Living in a state with no income tax is one strategy for lowering your overall tax burden.
As of 2021, eight states — Alaska, Florida, Nevada, South Dakota, Tennessee, Texas, Washington and Wyoming — do not levy a state income tax. A ninth state, New Hampshire, does not tax earned income, but it does impose a 5% tax on dividends and interest. This is set to expire in 2027.
Here’s a breakdown of what it means to live in an income-tax-free state, what benefits you might enjoy and what drawbacks you could expect. Plus, see a quick head-to-head analysis of how these nine states with no income tax match up regarding other taxes and living costs.
What does it mean to live in a state with no income tax?
At the most basic level, living in a state with no personal income tax means that you’ll get to keep a little bit more of your paycheck. And if you’re currently living in a state with high personal income tax rates like California (where some people might see portions of their income taxed at 13.3%), it can seem tempting to pack your bags and book a one-way ticket to Washington. However, moving to a state without an income tax does not mean that you will be excused from paying other taxes. If you meet the income qualifications for filing a federal return, you’ll still be expected to do so by the tax-filing deadline.
Considerations of living in a state with no income tax
Most people can expect to pay at least some taxes during retirement — whether on 401(k) distributions, pensions or Social Security benefits. However, residents of states without personal income tax generally get to skip paying state taxes on retirement plans, which can mean more money for your golden years.
Avoiding additional taxes can be a nice retirement perk, but make sure you weigh the tax benefits of moving against other important financial (and personal) considerations.
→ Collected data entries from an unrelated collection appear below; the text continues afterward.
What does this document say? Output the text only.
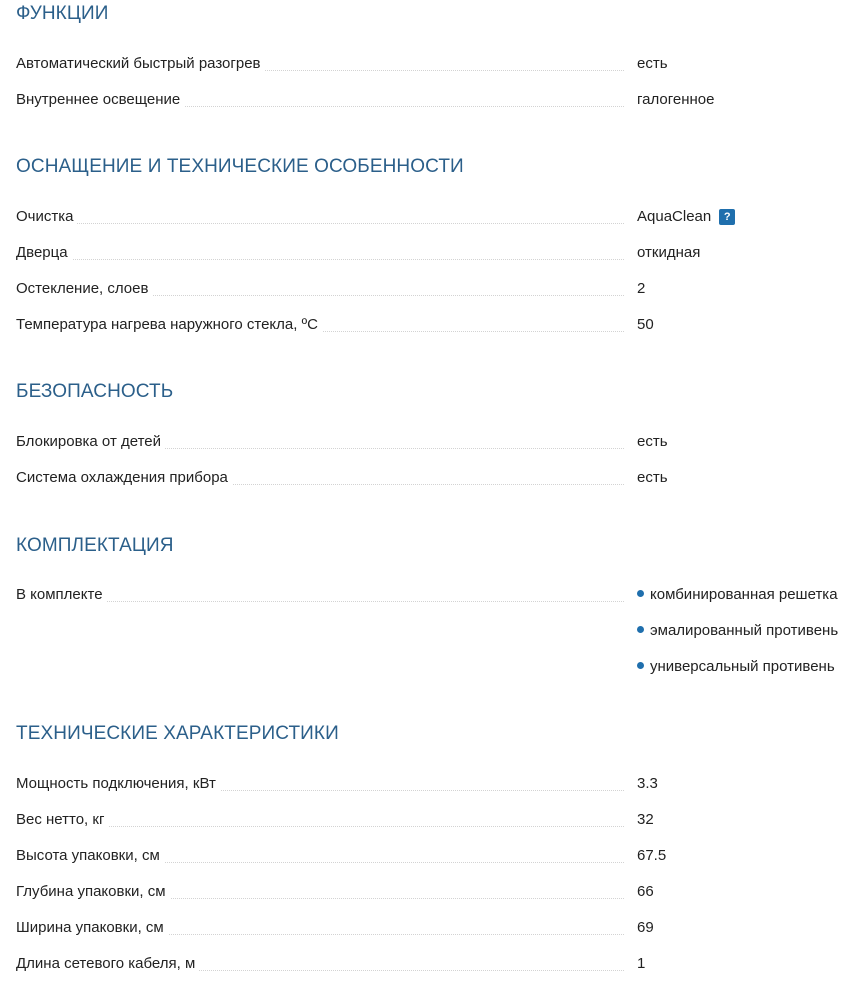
ФУНКЦИИ
Автоматический быстрый разогрев	есть
Внутреннее освещение	галогенное
ОСНАЩЕНИЕ И ТЕХНИЧЕСКИЕ ОСОБЕННОСТИ
Очистка	AquaClean ?
Дверца	откидная
Остекление, слоев	2
Температура нагрева наружного стекла, ºС	50
БЕЗОПАСНОСТЬ
Блокировка от детей	есть
Система охлаждения прибора	есть
КОМПЛЕКТАЦИЯ
В комплекте	комбинированная решетка
эмалированный противень
универсальный противень
ТЕХНИЧЕСКИЕ ХАРАКТЕРИСТИКИ
Мощность подключения, кВт	3.3
Вес нетто, кг	32
Высота упаковки, см	67.5
Глубина упаковки, см	66
Ширина упаковки, см	69
Длина сетевого кабеля, м	1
For example, some states have fewer options for public transportation, less affordable health care, higher property taxes or minimal funding for senior care programs. You might also not wish to live far away from friends or close family.
State taxes are often used to generate revenue for services such as health care or to fund infrastructure. Without this revenue stream, some states end up relying more heavily on other taxes, such as property or sales, to recoup the loss. So if you’re a homeowner who currently lives in a state with relatively affordable property taxes, it may not be worth giving that up. And, importantly, living in a state with no income tax also means you might not be able to take full advantage of the state and local tax deduction if you itemize on your federal return.
On the plus side, except for New Hampshire, living in an income-tax-free state does mean that any capital gains you earn are protected from state taxes. This means that you’ll be liable only for any capital gains on the federal level, which are taxed based on how long you held the asset before selling it.
Several conditions need to be met to reap the benefits of living in an income-tax-free state. Establishing domicile, or the intention of making a state your permanent home, is the most critical one. Rules and requirements vary from state to state, but generally, you must live in a place for at least half of the year, 183 days, to begin qualifying as a permanent resident. In addition, states conduct residency audits, so this will require proof.
Tread carefully here. People who live in one location (say, New York) but spend a good part of the year in another state (say, North Carolina) could be considered a permanent resident of one state and a “statutory resident” of the other for tax purposes. This means they could end up paying taxes on earned income in both states. Tax planning with a professional is one of the best ways to avoid finding yourself in a sticky tax situation.
Cost (and quality) of living
Perhaps the most critical number to crunch is your cost of living. This includes tallying up the costs of housing (rental or purchase), food, wages, health care and lifestyle. The savings you gain on state taxes might not be worth the extra cost incurred to live comfortably in another state. For example, someone currently residing in Buffalo, New York, on a $55,000 salary would need to earn over $70,000 to maintain their standard of living in Anchorage, Alaska.* That’s an extra $15,000 you’ll have to earn to account for higher housing, food, transportation, and health care costs.
Think about your job as well. Remote work is expanding, making it easier than ever to envision moving without risking job security. But if you were to live in a state with limited opportunities in your particular industry and something disrupted your employment, you could face difficulties securing another job.
*This hypothetical example was derived using our cost of living calculator. Prices and calculations will fluctuate based on inflation, among other factors.